Let $H$ be a Banach space and $C\subset H$ be a convex cone (I'm thinking of $H=L^2(U)$ or $C(U)$ and $C=\{\text{positive functions on }U\}$ for some open $U\subset\mathbb R^d$).
Moreover, let $H'\subset H$ a subspace and $\phi:H'\to\mathbb R$ be a functional which is
- continuous in the norm of $H$
- nonnegative on $H'\cap C$.
Does there exist an extension $\tilde\phi:H\to\mathbb R$ which is both bounded on $H$ and nonnegative on $C$?
Best Answer
This is not true in every infinite-dimensional Banach space.
Let $x^*$ be a linear functional on $H$ which is not continuous.

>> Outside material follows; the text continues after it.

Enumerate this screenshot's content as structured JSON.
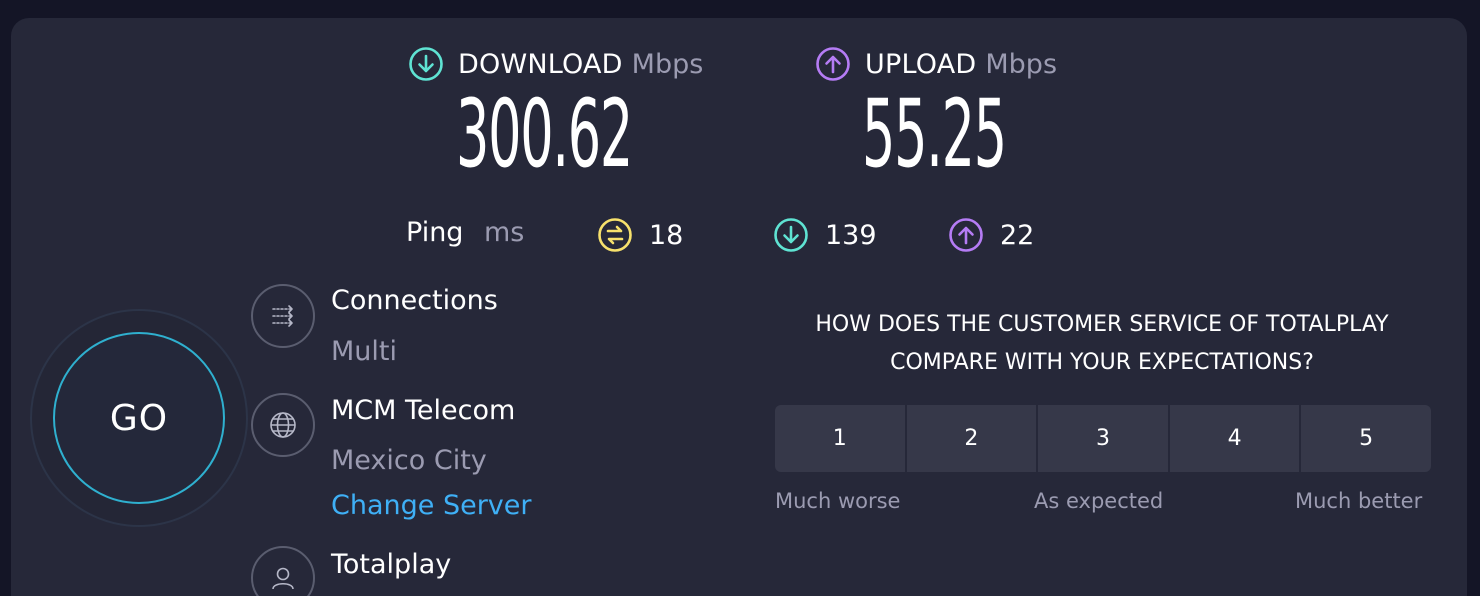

We choose $C=\{x\in H : x^*(x)\ge 0\}$. Let $x\in C\subset H$ be such that $x^*(x)=1$. For $H'$ we choose a one-dimensional subspace generated by $x$. We then choose $\phi$ as the restriction of $x^*$ to $H'$.
It is clear that $\phi$ is continuous on $H'$ and nonnegative on $H'\cap C$.
Suppose there is a bounded extension $\bar\phi:H\to\mathbb R$ of $\phi$ such that $\bar\phi$ is nonnegative on $C$. Since $x^*$ is not continuous, there exists a sequence $x_n$ such that $x_n\to 0$ but $x^*(x_n)=1$. It follows that $x^*(x_n-x)=0$ and thus $x_n-x\in C$. Therefore, $\bar\phi(x_n-x)\geq0$. By continuity of $\bar\phi$ it follows that $\bar\phi(-x)\geq0$.
However, we also have $\bar\phi(-x)=-\phi(x)=-1$, which is a contradiction to $\bar\phi(-x)\geq0$.